The first of the two aforementioned races is the ability for financial firms to translate AI implementation into increased revenue streams. Fraser said that AI was already improving banking efficiency at Citi and that other elements of AI are helping it, like other banks, drive growth.
“There are a lot of different elements of it that are helping drive growth,” she added, saying that AI was assisting Citi in becoming “more efficient and make customer service better”.
The second race is one of ecosystem stability and security, bolstering firms against the growing number of cyber threats.
Fraser acknowledged that AI is lowering the barrier to entry for criminals into scams, cyber crime and fraud, and that the financial services sector would need to rush to ensure firms are secure against these threats.
“These AI models are very powerful, and our job is to make sure the financial system, the bank, our customers and the ecosystem we operate in are secure,” she said, adding that Citi itself had made “a lot of investment to make sure that fraud, money laundering, cyber and others don’t become a problem”.
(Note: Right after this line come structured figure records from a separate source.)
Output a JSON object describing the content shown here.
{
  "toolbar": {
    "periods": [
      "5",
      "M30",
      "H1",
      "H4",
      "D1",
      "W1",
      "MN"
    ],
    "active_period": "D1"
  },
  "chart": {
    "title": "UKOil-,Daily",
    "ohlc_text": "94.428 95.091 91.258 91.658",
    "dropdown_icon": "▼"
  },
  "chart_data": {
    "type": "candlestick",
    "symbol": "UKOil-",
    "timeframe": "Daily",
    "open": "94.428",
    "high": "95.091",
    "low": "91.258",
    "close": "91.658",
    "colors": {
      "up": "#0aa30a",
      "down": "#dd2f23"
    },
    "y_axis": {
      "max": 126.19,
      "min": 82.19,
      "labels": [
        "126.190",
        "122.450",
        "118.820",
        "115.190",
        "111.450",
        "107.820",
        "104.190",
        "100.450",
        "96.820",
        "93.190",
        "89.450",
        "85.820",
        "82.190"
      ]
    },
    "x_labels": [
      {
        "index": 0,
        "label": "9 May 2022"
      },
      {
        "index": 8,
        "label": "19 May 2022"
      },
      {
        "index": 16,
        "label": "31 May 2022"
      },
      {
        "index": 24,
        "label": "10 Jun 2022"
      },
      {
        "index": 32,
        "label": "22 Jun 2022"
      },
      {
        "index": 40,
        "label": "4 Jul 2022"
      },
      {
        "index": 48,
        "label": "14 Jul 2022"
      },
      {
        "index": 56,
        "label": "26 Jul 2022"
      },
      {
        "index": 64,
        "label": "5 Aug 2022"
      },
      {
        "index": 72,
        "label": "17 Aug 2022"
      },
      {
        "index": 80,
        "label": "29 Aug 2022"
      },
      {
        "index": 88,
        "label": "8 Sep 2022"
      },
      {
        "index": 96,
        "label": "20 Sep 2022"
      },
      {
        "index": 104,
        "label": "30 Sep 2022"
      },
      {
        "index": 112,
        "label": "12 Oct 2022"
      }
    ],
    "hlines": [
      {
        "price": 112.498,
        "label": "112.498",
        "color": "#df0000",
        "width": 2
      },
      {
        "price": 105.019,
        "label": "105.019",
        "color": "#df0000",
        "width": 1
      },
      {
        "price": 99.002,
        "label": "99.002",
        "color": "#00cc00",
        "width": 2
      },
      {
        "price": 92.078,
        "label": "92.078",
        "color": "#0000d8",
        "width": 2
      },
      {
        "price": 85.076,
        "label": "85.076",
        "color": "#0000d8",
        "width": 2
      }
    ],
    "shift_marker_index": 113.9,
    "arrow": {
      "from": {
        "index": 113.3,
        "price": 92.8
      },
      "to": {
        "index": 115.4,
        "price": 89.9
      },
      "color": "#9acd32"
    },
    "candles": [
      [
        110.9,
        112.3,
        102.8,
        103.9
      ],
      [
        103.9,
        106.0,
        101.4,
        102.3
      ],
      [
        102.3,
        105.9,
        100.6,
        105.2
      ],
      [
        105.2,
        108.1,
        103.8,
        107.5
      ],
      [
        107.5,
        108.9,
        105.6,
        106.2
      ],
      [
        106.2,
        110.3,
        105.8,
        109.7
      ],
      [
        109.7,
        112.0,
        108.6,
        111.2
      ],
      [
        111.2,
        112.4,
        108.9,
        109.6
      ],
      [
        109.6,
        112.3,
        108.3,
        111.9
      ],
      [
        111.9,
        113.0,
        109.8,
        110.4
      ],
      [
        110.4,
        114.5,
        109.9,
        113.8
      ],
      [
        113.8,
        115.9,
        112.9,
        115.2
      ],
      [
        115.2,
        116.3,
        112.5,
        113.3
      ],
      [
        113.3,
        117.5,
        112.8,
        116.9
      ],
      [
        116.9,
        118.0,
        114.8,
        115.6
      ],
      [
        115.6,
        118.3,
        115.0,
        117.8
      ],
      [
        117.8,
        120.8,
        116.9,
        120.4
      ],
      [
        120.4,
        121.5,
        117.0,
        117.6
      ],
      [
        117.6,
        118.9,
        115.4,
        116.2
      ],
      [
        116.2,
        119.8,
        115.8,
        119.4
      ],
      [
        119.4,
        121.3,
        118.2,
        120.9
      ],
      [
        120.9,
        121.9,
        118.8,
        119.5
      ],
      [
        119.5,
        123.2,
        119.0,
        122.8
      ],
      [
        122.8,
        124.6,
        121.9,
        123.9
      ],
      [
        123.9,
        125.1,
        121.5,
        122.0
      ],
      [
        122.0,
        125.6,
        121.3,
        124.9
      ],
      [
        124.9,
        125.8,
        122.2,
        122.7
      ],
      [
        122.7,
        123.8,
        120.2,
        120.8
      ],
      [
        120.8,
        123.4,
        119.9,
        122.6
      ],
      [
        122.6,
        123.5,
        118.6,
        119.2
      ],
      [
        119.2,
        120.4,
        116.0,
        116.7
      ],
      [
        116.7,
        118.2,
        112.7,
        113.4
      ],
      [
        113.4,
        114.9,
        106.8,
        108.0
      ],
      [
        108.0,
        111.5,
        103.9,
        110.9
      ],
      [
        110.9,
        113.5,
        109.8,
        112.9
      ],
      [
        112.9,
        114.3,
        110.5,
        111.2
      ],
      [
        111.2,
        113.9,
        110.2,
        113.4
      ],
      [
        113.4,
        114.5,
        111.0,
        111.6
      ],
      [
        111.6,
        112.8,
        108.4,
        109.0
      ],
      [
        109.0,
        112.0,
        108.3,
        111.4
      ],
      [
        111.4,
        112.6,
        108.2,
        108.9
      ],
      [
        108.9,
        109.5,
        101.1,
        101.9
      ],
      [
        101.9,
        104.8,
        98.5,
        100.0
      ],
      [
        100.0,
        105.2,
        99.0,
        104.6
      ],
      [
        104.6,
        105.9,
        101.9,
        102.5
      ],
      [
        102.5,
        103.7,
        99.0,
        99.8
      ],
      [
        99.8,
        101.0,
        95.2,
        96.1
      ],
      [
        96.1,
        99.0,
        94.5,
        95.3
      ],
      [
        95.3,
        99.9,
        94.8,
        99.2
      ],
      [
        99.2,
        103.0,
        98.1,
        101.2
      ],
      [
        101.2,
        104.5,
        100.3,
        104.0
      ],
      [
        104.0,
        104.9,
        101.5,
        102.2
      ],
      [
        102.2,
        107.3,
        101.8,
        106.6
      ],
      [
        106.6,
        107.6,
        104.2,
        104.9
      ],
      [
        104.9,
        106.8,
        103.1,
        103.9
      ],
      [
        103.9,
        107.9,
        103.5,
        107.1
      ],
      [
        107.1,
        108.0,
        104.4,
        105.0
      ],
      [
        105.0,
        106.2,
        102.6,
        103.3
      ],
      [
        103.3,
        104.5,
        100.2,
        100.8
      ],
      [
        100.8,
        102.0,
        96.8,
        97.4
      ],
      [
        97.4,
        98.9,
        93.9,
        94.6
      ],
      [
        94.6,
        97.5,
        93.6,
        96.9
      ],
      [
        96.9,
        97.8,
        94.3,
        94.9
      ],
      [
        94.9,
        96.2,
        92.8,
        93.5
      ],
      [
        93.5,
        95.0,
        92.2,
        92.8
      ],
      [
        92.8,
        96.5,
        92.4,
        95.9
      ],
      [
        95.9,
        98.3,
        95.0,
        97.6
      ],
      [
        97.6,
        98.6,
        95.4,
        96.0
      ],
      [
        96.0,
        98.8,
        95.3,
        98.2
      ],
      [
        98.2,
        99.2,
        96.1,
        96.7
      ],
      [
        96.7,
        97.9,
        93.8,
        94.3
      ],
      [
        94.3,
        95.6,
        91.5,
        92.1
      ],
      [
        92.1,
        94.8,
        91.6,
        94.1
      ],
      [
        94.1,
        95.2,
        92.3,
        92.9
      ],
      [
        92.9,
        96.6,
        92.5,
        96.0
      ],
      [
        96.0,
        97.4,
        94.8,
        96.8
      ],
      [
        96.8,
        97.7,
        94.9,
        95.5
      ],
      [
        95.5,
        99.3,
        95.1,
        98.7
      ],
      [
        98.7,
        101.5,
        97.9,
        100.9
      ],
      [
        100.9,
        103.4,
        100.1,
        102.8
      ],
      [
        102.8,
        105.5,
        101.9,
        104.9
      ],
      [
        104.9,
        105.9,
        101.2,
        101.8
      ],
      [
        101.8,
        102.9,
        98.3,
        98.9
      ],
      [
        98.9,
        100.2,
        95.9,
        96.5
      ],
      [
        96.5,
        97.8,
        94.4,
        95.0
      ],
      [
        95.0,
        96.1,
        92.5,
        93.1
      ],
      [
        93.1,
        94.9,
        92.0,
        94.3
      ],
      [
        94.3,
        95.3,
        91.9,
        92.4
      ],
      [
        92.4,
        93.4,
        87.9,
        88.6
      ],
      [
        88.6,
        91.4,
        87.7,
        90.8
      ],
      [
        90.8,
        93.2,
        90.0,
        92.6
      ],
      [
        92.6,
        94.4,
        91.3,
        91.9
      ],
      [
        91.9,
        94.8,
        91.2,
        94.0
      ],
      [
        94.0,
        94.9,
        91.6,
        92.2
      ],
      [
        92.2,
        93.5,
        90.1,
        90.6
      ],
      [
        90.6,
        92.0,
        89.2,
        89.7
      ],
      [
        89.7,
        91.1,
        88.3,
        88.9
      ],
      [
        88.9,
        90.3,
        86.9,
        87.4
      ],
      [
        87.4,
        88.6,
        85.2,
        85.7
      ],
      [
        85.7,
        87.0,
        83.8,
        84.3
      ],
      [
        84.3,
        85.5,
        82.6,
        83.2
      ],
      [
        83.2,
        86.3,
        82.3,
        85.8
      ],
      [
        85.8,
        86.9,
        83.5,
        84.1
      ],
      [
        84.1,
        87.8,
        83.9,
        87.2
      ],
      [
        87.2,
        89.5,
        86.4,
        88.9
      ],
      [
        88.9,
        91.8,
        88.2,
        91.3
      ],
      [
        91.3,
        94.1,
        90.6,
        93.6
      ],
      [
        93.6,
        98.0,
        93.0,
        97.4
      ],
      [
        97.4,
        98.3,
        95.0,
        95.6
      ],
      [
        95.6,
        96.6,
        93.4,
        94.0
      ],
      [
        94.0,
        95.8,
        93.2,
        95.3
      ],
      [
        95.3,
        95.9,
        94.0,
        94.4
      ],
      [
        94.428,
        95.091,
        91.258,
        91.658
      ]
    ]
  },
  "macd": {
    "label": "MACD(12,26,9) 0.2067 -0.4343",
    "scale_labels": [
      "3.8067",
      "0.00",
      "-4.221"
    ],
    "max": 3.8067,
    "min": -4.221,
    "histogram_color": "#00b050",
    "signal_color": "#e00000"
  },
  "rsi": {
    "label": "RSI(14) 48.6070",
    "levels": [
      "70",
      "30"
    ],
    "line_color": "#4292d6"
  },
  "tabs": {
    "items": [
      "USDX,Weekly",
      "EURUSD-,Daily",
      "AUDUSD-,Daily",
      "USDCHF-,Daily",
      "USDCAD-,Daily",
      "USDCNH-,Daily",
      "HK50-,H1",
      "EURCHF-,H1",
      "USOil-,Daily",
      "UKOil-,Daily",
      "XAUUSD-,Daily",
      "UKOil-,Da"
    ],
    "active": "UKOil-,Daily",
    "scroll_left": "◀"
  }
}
Fraser said that while AI will likely impact jobs and workers as firms increasingly use it instead of human workers, the shift will result in new jobs being created. However, the transition process might not time the two perfectly.
“There will be job dislocations,” Fraser said.
“The nature of many jobs is going to change.”
“[I] remember when I was an analyst – I spent time photocopying microfiche in the library and faxing it to New York – so the jobs will change and there will be new jobs created,” she added, citing her own experience.
“The challenge is going to be the puts and takes. I really do see a lot of AI augmenting human beings, but there will be some dislocations as well.”
“I don’t want to give the impression that everything will be perfectly timed. It won’t. But we will tell everyone, please use the tools. Our people are very adaptable.”
Her comments come after Citigroup terminated 3,500 staff in mainland China as part of the bank’s attempt to reduce expenses.
Citi has also increased its AI spending, raising its global AI capital expenditure and revenue forecasts for the 2026 to 2030 period from an expected US$8 trillion to US$8.9 trillion.